GENEVA: The World Health Organization said its member countries on Saturday approved a series of new steps to improve global preparedness and response to pandemics such as COVID-19 and MPOX.

The WHO’s 194 member states have been negotiating for two years on an agreement that could strengthen cooperation before and during pandemics, following the well-known failures during the Covid-19 pandemic.

The countries agreed to amend the International Health Regulations adopted in 2005, including defining the term “pandemic emergency” and giving developing countries better access to financing and medical products, the WHO said.
The agreement came as the UN agency wrapped up its six-day World Health Assembly this year. Previously, plans to adopt a broader “treaty” to combat pandemics had been largely shelved due to disagreements between developing and richer countries over better sharing of technologies and the pathogens that cause disease outbreaks.

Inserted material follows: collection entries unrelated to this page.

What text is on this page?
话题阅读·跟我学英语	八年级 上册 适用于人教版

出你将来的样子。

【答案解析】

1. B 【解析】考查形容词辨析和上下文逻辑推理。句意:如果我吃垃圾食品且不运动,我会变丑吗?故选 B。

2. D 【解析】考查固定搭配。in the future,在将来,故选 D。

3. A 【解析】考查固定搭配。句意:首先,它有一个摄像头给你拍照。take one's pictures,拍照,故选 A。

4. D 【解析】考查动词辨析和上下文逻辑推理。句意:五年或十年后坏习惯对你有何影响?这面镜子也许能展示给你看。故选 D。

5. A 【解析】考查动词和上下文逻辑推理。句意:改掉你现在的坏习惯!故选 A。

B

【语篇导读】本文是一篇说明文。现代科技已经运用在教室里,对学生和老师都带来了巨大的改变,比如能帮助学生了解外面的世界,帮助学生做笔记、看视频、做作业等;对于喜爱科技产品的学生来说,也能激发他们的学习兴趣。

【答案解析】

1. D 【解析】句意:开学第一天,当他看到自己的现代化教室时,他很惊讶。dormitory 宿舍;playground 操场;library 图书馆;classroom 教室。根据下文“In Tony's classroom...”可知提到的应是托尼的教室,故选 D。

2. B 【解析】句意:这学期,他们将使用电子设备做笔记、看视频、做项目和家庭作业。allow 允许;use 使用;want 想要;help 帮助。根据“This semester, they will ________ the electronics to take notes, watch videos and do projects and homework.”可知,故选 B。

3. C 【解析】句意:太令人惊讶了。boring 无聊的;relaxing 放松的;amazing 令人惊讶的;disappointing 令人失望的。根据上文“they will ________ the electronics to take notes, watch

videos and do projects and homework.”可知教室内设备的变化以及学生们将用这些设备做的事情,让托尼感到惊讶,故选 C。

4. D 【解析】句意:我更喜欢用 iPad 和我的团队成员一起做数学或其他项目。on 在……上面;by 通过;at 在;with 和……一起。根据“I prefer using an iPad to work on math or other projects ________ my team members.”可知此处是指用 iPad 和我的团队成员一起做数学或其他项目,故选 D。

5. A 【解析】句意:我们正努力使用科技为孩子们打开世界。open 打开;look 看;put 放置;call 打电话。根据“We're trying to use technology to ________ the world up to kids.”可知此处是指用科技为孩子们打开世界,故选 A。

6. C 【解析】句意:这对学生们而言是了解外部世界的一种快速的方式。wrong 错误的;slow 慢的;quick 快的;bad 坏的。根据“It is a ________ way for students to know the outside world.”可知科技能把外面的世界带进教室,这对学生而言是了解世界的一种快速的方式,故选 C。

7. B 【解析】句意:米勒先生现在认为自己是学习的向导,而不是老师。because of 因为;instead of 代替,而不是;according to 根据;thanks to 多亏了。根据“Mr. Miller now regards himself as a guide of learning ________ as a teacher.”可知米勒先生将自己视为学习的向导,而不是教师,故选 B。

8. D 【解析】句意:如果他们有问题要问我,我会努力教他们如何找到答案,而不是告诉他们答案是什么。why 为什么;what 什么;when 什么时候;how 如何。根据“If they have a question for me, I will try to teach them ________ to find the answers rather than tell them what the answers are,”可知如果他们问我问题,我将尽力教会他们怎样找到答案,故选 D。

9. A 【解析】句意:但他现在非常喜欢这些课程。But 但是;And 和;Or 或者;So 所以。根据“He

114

However, the groups have agreed to conclude negotiations on the pandemic agreement next year or earlier if possible, the WHO said.

“The historic decisions taken today demonstrate the shared desire of member states to protect their own populations and those of the world from the shared risk of health emergencies and future pandemics,” WHO Director-General Tedros Adhanom Ghebreyesus said in a statement.

“With this agreement, we are taking steps to hold countries accountable and strengthen actions to stop outbreaks before they threaten Americans and our safety,” US Health Secretary Xavier Becerra said on Saturday.

The changes to global health regulations were intended to strengthen the world’s defenses against new pathogens after COVID-19 killed more than seven million people, according to WHO data.

Lawrence Gostin, a public health law expert at Georgetown University, hailed a “major victory for health security” and wrote on X that the move would “simplify negotiations on the pandemic agreement.”

According to the WHO, countries have defined a pandemic emergency as a communicable disease that has or is at high risk of having “wide geographic distribution” and has exceeded, or may exceed, the response capacity of national health systems.

It is also defined as an outbreak that has caused or could cause “significant” economic or social disruption and requires rapid international action, the agency said.

Yuanqiong Hu, a senior legal and policy adviser at Doctors Without Borders, said the amendments passed on Saturday included “important provisions to ensure equity in access to health products during global health emergencies.”